Observation data (J2000 epoch)
- Constellation: Perseus
- Right ascension: 03^{h} 03^{m} 34.756^{s}
- Declination: +46° 23′ 10.74″
- Redshift: 0.007962 ± 0.000017
- Heliocentric radial velocity: 2387 ± 5 km/s
- Galactocentric velocity: 2508 ± 5 km/s
- Distance: 35.1 ± 8.4 kpc (114 ± 27 kly)h^{−1} _{0.73}
- Apparent magnitude (V): 9.02
- Apparent magnitude (B): 13.2
- Absolute magnitude (V): -23.6

Characteristics
- Type: SAB(r)b
- Mass: 4.5×10^{11} M_{☉}
- Mass/Light ratio: 10 M_{☉}/L_{☉}
- Size: 120,000 × 84,000 ly
- Apparent size (V): 4.2 × 2.8 arcmin

Other designations
- NGC 1169, UGC 2503, PGC 11521

= NGC 1169 =

Intermediate barred spiral galaxy in the constellation Perseus

NGC 1169 (UGC 2503) is an intermediate barred spiral galaxy in the constellation of Perseus. NGC 1169 has a reddish center, indicating the region is dominated by older stars.

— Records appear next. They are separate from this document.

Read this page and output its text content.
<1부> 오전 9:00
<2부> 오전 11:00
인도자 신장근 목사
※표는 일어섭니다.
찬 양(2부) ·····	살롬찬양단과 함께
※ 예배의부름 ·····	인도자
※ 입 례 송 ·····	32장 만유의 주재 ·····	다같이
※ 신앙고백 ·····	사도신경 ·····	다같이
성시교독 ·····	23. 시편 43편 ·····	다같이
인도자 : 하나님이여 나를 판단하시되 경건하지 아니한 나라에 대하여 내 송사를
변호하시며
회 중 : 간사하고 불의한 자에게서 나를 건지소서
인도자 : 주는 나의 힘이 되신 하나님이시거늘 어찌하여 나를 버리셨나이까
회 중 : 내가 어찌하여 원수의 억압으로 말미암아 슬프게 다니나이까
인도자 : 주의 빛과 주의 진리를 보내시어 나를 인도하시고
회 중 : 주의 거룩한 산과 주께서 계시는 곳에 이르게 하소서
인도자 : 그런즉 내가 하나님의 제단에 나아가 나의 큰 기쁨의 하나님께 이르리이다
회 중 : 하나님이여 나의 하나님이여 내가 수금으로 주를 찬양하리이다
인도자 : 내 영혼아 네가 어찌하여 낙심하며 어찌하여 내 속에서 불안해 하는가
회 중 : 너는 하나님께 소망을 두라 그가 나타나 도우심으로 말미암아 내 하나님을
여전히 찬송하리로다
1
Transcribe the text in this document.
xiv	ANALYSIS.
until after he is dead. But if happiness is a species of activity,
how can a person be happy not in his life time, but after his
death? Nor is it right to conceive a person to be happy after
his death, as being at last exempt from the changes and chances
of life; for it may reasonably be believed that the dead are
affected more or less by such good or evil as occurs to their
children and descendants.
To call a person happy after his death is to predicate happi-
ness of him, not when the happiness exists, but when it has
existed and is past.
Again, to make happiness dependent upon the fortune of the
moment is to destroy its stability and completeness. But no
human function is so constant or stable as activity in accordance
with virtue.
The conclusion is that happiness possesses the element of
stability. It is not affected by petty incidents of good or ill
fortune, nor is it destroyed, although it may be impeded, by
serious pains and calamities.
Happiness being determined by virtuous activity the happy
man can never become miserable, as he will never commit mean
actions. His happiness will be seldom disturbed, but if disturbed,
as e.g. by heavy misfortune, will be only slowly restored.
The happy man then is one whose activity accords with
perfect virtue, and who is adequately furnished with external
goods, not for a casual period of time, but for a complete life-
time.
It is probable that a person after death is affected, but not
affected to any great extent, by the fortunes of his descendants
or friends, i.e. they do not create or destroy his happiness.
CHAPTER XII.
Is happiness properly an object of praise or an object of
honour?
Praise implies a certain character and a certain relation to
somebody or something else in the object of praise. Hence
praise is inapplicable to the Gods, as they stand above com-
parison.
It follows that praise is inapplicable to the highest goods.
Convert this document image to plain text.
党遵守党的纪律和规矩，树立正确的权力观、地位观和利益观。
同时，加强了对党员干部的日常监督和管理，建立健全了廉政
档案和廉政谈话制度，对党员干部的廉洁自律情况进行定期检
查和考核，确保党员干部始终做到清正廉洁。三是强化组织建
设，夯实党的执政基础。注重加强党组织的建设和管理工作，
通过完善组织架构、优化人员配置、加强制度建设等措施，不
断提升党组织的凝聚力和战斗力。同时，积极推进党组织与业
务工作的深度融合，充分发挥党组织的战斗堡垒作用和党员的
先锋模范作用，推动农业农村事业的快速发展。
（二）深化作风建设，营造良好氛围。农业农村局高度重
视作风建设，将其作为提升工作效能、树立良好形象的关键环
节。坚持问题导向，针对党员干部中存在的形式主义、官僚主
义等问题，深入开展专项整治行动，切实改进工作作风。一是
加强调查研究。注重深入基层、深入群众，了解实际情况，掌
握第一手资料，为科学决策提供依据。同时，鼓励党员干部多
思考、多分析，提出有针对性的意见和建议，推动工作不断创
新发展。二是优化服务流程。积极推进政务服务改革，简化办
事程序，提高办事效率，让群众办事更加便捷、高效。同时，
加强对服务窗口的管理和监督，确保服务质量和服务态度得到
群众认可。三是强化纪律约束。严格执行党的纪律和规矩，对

In contrast, the outer ring contains larger blue-white stars, a sign of recent star formation. The entire galaxy is rotating at approximately 265 km/s.

NGC 1169 was discovered on December 11, 1786 by William Herschel. Measurements of its distance range from 20.9 Mpc - 49.7 Mpc with an average of 35.1 Mpc.